One of the remarkable quartet cycles in the international post-war
repertoire has been created by Canada's R. Murray Schafer. Olga
Ranzenhofer, the artistic director of Le Quatuor Molinari and solo violinist
for the SMCQ, has organized a marathon concert of Schafer's seven string
quartets at Salle Pierre-Mercure on December 11, beginning at 6:30 p.m. Le
Quatuor Molinari includes Ranzenhofer and three members of L'Orchestre
symphonique de Montreal: violinist Johannes Jansonius, violist David
Quinn, and cellist Sylvie Lambert. Roundtables organized at La Chapelle
historique du Bon-Pasteur will be held on December 9 and 10. Schafer, the
members of the Molinari Quartet, and Montreal composers and
musicologists will talk about each of the seven quartets, as well as
Schafer's work as a whole.
The composer's career has been rather iconoclastic. His contacts with
Marshal McLuhan had a profound influence on him. When he taught at UBC,
he pioneered multidisciplinary research on the ecology of sound, charted
new strategies for music education, and invented a "theater of
confluence," which united musical, visual and literary arts. All three of
these endeavors are inseparable from his accomplishments in music.

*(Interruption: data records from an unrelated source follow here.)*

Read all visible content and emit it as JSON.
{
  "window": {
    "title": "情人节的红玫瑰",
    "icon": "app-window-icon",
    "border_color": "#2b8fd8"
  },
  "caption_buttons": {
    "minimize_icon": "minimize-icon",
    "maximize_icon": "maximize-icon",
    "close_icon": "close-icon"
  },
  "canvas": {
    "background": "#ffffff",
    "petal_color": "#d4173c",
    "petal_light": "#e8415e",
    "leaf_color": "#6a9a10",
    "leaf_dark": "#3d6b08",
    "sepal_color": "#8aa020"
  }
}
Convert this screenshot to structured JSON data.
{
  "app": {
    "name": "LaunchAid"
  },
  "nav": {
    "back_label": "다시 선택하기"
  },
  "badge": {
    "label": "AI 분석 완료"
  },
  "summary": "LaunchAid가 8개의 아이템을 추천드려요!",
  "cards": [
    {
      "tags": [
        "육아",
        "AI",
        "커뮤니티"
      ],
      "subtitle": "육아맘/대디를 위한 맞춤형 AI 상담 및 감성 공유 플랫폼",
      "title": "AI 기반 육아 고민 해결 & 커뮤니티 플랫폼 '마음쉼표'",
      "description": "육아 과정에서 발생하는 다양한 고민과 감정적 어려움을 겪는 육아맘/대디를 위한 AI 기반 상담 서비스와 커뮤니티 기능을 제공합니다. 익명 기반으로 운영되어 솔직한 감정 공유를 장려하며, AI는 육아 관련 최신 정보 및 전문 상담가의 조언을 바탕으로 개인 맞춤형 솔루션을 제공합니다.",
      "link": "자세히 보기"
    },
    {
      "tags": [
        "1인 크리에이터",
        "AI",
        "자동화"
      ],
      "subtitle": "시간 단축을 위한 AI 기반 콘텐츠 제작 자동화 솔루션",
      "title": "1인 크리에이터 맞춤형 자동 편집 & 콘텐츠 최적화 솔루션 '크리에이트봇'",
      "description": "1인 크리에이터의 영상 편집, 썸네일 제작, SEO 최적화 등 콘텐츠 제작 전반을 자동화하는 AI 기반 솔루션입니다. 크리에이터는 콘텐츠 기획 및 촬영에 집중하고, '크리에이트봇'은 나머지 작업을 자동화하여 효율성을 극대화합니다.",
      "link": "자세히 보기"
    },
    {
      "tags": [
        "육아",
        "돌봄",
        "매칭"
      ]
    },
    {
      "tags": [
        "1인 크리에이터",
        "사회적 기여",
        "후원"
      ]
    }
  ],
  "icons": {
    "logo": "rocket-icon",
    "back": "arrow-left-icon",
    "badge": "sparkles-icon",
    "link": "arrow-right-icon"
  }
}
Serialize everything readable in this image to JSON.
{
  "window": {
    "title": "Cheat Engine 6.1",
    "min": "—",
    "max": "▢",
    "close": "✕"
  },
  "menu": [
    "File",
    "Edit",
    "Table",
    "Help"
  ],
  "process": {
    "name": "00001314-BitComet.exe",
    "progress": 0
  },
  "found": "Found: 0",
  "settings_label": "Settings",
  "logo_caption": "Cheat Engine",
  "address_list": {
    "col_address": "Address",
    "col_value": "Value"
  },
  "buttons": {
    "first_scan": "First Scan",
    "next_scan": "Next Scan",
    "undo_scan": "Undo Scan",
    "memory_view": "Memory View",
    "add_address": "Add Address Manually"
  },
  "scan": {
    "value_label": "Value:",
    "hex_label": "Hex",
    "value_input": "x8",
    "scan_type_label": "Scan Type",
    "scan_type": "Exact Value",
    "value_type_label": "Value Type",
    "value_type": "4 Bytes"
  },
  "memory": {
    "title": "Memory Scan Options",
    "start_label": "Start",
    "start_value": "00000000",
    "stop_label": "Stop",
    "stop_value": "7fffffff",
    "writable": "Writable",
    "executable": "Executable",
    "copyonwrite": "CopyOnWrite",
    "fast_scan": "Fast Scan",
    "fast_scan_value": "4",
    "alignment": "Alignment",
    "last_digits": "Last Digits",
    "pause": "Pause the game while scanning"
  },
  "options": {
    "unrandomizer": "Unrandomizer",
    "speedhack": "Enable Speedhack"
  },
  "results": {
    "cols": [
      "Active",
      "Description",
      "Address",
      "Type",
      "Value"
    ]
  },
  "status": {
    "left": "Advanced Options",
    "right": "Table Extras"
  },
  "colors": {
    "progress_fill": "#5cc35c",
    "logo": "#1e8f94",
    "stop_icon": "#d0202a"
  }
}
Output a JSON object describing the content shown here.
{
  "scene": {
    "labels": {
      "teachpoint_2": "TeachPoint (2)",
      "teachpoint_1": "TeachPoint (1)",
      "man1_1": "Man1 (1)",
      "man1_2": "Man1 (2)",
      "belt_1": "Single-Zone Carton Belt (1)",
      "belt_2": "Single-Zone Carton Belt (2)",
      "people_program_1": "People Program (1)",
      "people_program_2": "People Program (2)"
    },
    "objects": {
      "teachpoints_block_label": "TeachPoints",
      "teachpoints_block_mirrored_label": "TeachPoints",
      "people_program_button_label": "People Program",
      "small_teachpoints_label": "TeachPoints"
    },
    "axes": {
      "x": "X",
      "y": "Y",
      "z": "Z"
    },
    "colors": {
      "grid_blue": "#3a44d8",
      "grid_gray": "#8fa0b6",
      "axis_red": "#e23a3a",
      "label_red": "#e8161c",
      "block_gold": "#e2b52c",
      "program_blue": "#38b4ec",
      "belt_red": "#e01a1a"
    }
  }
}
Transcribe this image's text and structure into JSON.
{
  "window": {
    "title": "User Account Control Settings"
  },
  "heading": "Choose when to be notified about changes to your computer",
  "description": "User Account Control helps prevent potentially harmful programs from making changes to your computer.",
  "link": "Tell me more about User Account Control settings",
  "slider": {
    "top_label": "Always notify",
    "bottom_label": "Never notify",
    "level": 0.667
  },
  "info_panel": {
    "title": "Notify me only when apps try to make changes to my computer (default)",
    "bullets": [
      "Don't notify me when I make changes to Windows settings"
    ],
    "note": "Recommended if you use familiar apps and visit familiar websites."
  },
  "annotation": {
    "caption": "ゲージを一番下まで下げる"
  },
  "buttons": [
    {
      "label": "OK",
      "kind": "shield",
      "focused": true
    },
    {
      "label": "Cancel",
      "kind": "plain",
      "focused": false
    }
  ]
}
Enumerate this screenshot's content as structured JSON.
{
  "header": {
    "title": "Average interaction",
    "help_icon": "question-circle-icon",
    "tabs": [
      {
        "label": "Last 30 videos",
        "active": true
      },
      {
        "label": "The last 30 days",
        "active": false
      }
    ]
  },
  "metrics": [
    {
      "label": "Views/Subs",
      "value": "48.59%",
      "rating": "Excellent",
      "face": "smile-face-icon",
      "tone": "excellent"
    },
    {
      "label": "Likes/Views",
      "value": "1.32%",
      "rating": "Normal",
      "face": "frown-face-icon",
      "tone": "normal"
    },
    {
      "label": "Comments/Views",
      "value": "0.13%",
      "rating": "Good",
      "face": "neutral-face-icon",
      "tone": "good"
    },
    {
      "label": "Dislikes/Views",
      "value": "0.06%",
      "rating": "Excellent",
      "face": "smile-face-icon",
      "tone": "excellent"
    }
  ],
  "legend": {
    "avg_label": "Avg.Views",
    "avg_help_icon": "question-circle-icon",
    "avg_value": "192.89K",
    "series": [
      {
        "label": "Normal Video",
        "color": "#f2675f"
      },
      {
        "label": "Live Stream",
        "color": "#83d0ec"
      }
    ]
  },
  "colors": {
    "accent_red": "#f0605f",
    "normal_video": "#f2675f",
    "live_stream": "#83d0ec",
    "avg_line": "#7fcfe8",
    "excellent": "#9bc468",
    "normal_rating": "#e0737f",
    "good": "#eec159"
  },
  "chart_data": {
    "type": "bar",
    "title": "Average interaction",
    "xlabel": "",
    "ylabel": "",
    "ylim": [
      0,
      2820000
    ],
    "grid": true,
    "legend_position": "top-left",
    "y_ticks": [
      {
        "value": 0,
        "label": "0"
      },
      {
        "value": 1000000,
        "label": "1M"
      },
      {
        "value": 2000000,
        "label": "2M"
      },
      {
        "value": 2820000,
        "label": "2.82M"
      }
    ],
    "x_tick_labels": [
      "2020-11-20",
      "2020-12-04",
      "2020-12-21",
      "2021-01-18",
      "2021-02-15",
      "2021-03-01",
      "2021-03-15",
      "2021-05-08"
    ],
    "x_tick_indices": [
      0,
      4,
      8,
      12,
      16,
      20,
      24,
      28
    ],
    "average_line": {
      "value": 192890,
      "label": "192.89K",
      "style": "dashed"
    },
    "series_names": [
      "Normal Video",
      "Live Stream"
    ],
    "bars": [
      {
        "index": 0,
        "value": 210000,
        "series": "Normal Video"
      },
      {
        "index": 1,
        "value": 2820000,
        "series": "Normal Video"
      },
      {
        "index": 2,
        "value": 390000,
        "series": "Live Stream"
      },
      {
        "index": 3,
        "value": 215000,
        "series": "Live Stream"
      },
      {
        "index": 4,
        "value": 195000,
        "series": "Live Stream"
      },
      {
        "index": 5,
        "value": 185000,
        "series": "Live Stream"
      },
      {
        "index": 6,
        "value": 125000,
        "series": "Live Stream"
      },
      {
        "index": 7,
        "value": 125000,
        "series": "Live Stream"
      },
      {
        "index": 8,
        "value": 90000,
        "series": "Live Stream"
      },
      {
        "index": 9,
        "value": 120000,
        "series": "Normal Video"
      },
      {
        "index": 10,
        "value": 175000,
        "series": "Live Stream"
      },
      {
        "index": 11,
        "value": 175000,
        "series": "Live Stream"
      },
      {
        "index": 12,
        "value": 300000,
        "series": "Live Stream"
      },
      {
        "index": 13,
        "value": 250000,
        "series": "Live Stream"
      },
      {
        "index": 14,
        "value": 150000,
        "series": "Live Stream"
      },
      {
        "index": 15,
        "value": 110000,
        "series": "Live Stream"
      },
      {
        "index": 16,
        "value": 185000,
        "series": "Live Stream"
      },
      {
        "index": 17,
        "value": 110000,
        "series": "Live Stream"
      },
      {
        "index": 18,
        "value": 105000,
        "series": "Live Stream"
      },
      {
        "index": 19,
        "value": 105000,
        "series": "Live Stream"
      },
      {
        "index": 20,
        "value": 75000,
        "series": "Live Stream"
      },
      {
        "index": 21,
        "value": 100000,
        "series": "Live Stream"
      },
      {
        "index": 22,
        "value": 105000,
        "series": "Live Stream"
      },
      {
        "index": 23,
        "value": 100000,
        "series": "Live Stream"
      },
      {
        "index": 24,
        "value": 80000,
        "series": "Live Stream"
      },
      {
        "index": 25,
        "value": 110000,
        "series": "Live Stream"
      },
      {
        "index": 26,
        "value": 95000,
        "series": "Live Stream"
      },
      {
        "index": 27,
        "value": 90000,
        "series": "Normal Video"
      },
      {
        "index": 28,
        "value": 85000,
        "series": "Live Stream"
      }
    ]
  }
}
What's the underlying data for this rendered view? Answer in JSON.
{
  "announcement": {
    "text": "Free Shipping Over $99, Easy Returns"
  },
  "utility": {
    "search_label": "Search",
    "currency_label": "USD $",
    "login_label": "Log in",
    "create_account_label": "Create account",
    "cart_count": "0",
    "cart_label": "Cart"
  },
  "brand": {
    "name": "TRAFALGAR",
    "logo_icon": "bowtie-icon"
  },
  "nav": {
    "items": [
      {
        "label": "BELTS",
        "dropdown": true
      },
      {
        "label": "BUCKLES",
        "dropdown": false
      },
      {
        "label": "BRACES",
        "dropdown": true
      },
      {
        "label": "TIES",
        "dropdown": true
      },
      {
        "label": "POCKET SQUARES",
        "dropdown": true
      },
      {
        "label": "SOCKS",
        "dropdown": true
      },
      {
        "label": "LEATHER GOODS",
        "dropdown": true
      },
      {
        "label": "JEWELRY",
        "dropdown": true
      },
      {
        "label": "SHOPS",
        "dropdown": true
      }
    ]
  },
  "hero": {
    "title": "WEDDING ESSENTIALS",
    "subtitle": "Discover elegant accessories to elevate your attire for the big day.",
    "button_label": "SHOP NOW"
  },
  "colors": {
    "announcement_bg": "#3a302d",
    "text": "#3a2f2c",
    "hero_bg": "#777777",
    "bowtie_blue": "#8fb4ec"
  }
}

Ironically, Schafer did not look forward to writing his commissioned first
string quartet, which was published in 1970. But he ended up creating a
new form for the quartet, tightly related to his work on the ecology of
sound. The First Quartet was awarded the prestigious Prix Arthur
Honneger in 1980, making Shaefer one of the few North American
composers so honored.
Ranzenhofer sees the seven quartets as one long work, written over 28
years and united both by musical themes and spatial sonics involving the
placement and movement of the quartet players. Shaefer's theatre of
confluence has also played an essential role in the quartet cycle. Not only
is the sixth quartet organized around episodes related to 108 Tai Chi
movements, but it is also played while a Tai Chi master executes each of
the movements on stage.
The seventh quartet, structured around interaction with a soprano singing
from the actual diaries of a schizophrenic, goes further yet towards
integrating composition with theater of confluence. Le Quatuor Molinari
commissioned this quartet and premiered the concert version at the
Strings of the Future Festival. On December 11, the Molinaris will present
the theatrical version of this quartet. Each musician will wear a costume
of a different color, symbolizing fire, water, the spirit of the forest, light
and purity plus illness respectively. Guido Molinari has designed the
backdrops. Here the placement and movement of the musicians will be
pushed even further than in previous works.
The whole quartet cycle is inseparable from Patria, Shaefer's great,
ongoing work in the theatre of confluence. In the composer's own words:
"My idea was that two principal characters, a man and a woman, would
engage in a search for one another through a labyrinth of different
cultures and social twistings almost as if they represented the split
halves of the same being... They might return with various guises and
different names but the quest for unity and the homeland they were
seeking would always be the same." Ranzenhofer points out that the
musical theme of the woman, Ariane, is literally the cord of Ariane that
most unifies Schafer's seven quartets into one long work.